The Pentax 06 Telephoto Zoom ($299.95 direct) is a telephoto zoom lens for Q cameras. It’s impressively compact, and covers a 70-200mm (35mm equivalent) zoom range when paired with the Q7. The constant aperture of f/2.8 allows you to shoot at a fast shutter speed, depending on lighting, and the Q7′s in-body shake reduction further helps you nail a sharp photo. It’s a sharp lens, and quite light, which makes it a good choice for any Q shooter with a desire to capture action at telephoto distances.
The lens measures just 2.2 by 2 inches (HD) and weighs 3.2 ounces—it’s tiny and feather-light when compared with 70-200mm f/2.8 SLR lens. This is where photographers really see an advantage with the Q7′s relatively small sensor; you don’t need as much large, heavy glass to cover the image circle required for the 1/1.7-inch CMOS sensor. It supports the same 40.5mm filters as the 01 Standard Prime and 02 Standard Zoom. There’s a bayonet-style lens hood available, but it’s not included with the lens; it sells for about $40.

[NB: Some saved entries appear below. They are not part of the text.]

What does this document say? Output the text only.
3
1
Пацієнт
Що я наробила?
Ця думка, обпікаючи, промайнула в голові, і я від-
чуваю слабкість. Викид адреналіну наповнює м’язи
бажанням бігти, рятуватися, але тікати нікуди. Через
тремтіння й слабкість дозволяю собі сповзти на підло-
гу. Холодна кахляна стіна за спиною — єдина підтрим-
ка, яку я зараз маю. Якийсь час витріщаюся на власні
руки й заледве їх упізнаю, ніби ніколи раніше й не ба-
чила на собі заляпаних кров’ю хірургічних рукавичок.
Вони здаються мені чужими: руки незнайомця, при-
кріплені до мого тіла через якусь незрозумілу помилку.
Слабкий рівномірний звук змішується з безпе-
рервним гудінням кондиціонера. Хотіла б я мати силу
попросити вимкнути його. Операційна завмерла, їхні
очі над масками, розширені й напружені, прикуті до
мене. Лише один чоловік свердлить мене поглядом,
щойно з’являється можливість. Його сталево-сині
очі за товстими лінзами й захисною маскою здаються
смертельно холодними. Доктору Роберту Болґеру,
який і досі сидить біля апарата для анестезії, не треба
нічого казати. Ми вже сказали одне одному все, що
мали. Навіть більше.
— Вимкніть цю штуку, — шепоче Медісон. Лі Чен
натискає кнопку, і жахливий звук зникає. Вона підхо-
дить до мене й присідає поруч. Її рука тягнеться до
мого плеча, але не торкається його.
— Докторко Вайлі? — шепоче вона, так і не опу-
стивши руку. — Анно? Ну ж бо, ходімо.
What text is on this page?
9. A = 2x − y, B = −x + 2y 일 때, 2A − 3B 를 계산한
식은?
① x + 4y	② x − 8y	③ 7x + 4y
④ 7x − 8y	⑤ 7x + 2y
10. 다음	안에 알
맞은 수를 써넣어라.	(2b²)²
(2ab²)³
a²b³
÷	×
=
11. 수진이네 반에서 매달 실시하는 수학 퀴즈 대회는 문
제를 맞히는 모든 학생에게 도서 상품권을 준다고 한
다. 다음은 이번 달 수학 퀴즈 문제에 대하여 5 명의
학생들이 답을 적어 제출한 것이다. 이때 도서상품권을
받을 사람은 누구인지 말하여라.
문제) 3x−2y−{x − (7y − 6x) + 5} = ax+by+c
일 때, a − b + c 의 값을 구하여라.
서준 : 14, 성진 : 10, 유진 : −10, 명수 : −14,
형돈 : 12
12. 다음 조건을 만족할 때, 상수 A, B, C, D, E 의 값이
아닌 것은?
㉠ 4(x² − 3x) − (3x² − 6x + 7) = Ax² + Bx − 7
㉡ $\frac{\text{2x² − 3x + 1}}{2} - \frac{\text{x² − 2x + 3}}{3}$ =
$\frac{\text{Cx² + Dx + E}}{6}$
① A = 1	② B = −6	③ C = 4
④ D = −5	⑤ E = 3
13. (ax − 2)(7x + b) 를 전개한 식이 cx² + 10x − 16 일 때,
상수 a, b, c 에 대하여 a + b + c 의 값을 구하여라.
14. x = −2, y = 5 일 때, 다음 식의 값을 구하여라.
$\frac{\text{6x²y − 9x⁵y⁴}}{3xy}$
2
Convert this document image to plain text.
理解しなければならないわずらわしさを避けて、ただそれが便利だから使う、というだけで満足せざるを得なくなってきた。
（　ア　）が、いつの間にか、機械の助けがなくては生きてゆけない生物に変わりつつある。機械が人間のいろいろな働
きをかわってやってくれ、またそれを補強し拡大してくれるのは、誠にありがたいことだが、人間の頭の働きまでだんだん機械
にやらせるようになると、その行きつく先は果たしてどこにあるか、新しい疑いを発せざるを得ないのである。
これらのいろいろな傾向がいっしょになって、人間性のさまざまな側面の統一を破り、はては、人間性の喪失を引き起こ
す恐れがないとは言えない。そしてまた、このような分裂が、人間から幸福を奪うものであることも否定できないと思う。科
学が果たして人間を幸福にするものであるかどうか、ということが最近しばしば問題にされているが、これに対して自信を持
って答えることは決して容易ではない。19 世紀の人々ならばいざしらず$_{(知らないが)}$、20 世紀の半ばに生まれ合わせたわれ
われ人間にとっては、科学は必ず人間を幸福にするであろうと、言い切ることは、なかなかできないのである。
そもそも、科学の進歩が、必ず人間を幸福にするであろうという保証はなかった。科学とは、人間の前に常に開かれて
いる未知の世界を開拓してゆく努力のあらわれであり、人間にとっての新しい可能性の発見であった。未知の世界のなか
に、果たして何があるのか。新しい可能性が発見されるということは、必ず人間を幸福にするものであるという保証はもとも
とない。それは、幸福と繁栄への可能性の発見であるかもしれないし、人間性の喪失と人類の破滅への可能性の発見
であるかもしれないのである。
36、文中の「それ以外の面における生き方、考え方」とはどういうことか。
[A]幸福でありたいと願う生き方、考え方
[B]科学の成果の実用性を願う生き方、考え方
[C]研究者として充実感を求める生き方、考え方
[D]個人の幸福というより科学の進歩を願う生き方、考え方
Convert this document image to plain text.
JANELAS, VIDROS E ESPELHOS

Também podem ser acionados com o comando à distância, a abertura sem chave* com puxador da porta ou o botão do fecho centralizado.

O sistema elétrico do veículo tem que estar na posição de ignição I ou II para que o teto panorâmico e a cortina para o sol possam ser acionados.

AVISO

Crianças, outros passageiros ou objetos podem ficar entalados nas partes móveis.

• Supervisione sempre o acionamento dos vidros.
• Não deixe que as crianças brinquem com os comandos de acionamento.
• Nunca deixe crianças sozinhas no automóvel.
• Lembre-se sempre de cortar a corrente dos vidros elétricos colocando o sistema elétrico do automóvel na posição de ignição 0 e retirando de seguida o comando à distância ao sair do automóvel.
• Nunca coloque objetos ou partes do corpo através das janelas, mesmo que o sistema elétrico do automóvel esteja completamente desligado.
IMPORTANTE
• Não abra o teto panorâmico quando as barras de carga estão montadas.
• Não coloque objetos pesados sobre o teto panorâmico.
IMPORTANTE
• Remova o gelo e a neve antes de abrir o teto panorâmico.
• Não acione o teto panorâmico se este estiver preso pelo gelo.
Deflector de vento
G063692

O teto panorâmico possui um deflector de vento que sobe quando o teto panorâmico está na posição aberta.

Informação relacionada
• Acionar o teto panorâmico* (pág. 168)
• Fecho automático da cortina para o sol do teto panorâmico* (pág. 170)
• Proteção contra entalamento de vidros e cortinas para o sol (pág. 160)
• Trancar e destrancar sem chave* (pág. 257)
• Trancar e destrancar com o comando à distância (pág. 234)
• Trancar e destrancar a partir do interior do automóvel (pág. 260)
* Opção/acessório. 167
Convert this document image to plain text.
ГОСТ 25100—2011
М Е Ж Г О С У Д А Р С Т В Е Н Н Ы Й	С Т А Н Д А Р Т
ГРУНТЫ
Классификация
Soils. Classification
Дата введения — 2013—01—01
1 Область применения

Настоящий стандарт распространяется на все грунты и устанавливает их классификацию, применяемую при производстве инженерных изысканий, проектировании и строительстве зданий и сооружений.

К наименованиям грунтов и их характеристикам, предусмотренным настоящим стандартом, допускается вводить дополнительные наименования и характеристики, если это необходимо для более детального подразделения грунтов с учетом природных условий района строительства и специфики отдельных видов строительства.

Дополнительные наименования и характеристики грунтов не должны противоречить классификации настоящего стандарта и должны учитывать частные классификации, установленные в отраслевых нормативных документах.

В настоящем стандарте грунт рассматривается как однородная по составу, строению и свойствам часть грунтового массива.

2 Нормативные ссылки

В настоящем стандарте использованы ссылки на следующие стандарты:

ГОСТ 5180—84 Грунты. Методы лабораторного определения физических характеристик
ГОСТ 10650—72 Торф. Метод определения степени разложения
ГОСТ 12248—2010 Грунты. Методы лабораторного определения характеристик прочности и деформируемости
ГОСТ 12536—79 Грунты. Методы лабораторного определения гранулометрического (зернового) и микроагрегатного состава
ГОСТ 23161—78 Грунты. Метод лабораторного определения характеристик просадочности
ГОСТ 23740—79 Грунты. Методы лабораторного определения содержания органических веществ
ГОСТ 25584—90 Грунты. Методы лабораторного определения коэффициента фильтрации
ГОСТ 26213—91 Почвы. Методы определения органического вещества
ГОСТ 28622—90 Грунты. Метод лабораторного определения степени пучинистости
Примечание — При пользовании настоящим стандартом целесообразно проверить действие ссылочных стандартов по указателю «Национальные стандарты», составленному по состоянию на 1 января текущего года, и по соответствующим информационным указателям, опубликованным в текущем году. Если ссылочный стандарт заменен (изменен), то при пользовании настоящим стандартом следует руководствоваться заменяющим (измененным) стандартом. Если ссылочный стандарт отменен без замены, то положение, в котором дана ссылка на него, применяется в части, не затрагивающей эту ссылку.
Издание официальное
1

The lens can focus to 3.3 feet throughout the zoom range. It’s by no means macro, but you will be able to get some background bokeh when shooting subjects at the maximum zoom, without having to fall back on the Q7′s Blur Control function. When you use the lens on the older Q and Q10 its field of view is narrowed a bit thanks to the smaller sensor in those cameras; it acts more like an 80-250mm zoom on those cameras.
I used Imatest to check the sharpness of the lens when paired with the Q7. At its widest (15mm) focal length it manages an impressive 1,917 lines per picture height at f/2.8. That’s better than the 1,800 lines we require for a photo to be called using our center-weighted test, and even the edges are acceptable at 1,782 lines. Resolution remains constant at f/4, but it does start to suffer at f/5.6 due to the diffraction aspects of the Q7′s image sensor.
Zooming to the midpoint softens the image a bit—1,813 lines at f/2.8 with even performance across the frame. Stopping down to f/4 improves the overall score to 1,927 lines. At its maximum zoom the lens is just slightly soft at 1,746 lines, and we start to see some weakness at the edges as they only manage 1,575 lines. Stopping down to f/4 improves performance all around—the center-weighted score is 1,857 lines, and edges are a decent 1,664 lines.
Distortion is a nonissue if you shoot in JPG mode—the camera corrects for it automatically. If you shoot in Raw you’ll have to deal with a bit of barrel distortion at the widest angle (2.5 percent), but distortion is nonexistent at the midpoint of the zoom, and only 1 percent at its maximum. Lightroom users can correct Raw files with a single click thanks to a built-in profile for the lens in version 5 of the software, and other Raw converters with simple distortion controls will make quick work of this modest amount of barrel and pincushion distortion—but it’s still something to be aware of.
If you’re a telephoto shooter and a fan of the compact Q system, this is likely going to be a go-to lens. It showed off its sharpness in our lab tests. It’s light and compact, and it captures an impressive amount of light. If you can afford to set it at f/4 and get the shutter speed you want you’ll find that it performs best there, but the images at f/2.8 are still quite good. Its cost is sixty percent that of the Q7, but it’s a bargain compared with similar zooms for SLR systems.